Mr. Bailey and I are currently enduring the specter of swim lessons for our darling Secondo, aged 3. This endearing experience involves greasing her down with sunscreen each afternoon right around the witching hour, wiggling into her bathing suit, remembering a towel, the right pair of goggles, a cool bottle of water, a snack for afterwards, an optional bribe and a pair of flip flops (either “Sparklies” or “Kitty-Cats” are usually the preferred choice).
If we are lucky, the swim lesson starts with a tentative smile. If we are unlucky, the swim lesson starts with a 20-minute scream fest and a lot of interest in other people’s kids as we pretend not to notice it is our darling girl who is screaming her head off to get out of the shallow end.
During these intense periods of profound interest in other people’s children I have noticed something unique about bathing suits these days. Mostly that they are more like swimming costumes of old.
Turtle-necked, long-sleeved, to-the-knee renditions of the wooly contraptions of old except in bathing suit material and the ugliest color palette ever created.

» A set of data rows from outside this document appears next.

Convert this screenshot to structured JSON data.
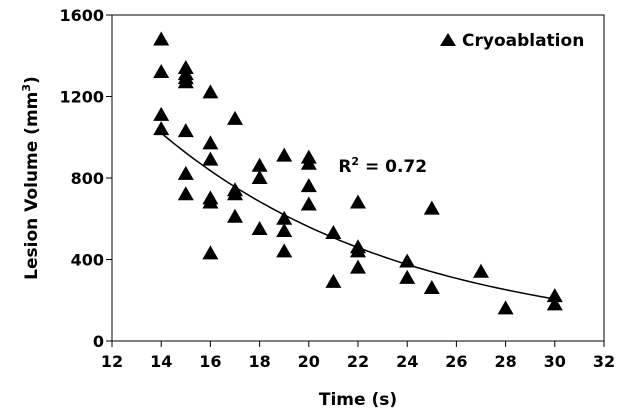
{
  "chart_data": {
    "type": "scatter",
    "xlabel": "Time (s)",
    "ylabel_main": "Lesion Volume (mm",
    "ylabel_sup": "3",
    "ylabel_close": ")",
    "xlim": [
      12,
      32
    ],
    "ylim": [
      0,
      1600
    ],
    "xticks": [
      12,
      14,
      16,
      18,
      20,
      22,
      24,
      26,
      28,
      30,
      32
    ],
    "yticks": [
      0,
      400,
      800,
      1200,
      1600
    ],
    "grid": false,
    "legend_position": "top-right",
    "series": [
      {
        "name": "Cryoablation",
        "marker": "triangle",
        "color": "#000000",
        "points": [
          [
            14,
            1480
          ],
          [
            14,
            1320
          ],
          [
            14,
            1110
          ],
          [
            14,
            1040
          ],
          [
            15,
            1340
          ],
          [
            15,
            1310
          ],
          [
            15,
            1290
          ],
          [
            15,
            1270
          ],
          [
            15,
            1030
          ],
          [
            15,
            820
          ],
          [
            15,
            720
          ],
          [
            16,
            1220
          ],
          [
            16,
            970
          ],
          [
            16,
            890
          ],
          [
            16,
            700
          ],
          [
            16,
            680
          ],
          [
            16,
            430
          ],
          [
            17,
            1090
          ],
          [
            17,
            740
          ],
          [
            17,
            720
          ],
          [
            17,
            610
          ],
          [
            18,
            860
          ],
          [
            18,
            800
          ],
          [
            18,
            550
          ],
          [
            19,
            910
          ],
          [
            19,
            600
          ],
          [
            19,
            540
          ],
          [
            19,
            440
          ],
          [
            20,
            900
          ],
          [
            20,
            870
          ],
          [
            20,
            760
          ],
          [
            20,
            670
          ],
          [
            21,
            530
          ],
          [
            21,
            290
          ],
          [
            22,
            680
          ],
          [
            22,
            460
          ],
          [
            22,
            440
          ],
          [
            22,
            360
          ],
          [
            24,
            390
          ],
          [
            24,
            310
          ],
          [
            25,
            650
          ],
          [
            25,
            260
          ],
          [
            27,
            340
          ],
          [
            28,
            160
          ],
          [
            30,
            220
          ],
          [
            30,
            180
          ]
        ]
      }
    ],
    "trendline": {
      "type": "exponential",
      "x_range": [
        14,
        30
      ],
      "a": 4140,
      "b": -0.1
    },
    "annotation": {
      "text_main": "R",
      "text_sup": "2",
      "text_rest": " = 0.72",
      "x": 21.2,
      "y": 830
    }
  }
}
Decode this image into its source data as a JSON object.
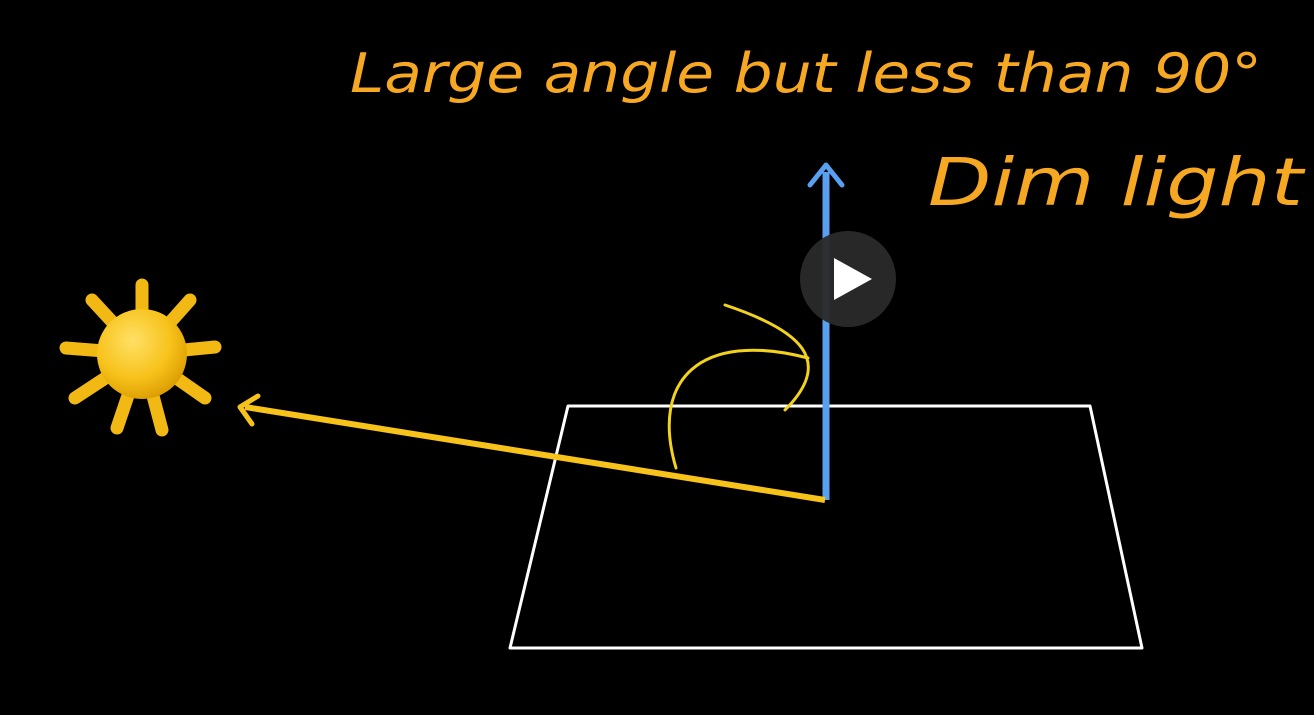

Flourescent pinks and blues and greens, with exaggerated stitching for accents.
Kids being kids, they still manage to look perfectly adorable in them in what look like heat-stroke inducing outfits.
Oh, plus, the costumes come with matching hats. Most with multiple panels, back, sides and sometimes, front. I have yet to see one with goggles built in, but you know that day is coming.
Loving, doting parents gingerly enter the pool with these swaddled children. Their hearts are pure — to protect their babies from the harmful effects of the throbbing summer sun. And I say good on them.
But I think about the days of my childhood, when suits wore out after about five days and then the sun just baked you right through your trunks or tankini so that by the end of the summer your skin was 10 times browner than your best pair of khakis.
And yes, we might have a few more wrinkles now, but we survived it, felt the suns strong rays egg us back into the pool, warm our legs as a breeze off of wet skin made it seem suddenly much cooler than it was.
Maybe we’ll go back to that one day — or maybe not. In the meantime, I’m enjoying ignoring whoever that kid is who is screaming for her MamaMAMAMAAAMAAA! in the toddler swim class, and taking in those gorgeous swimming costumes of 2010.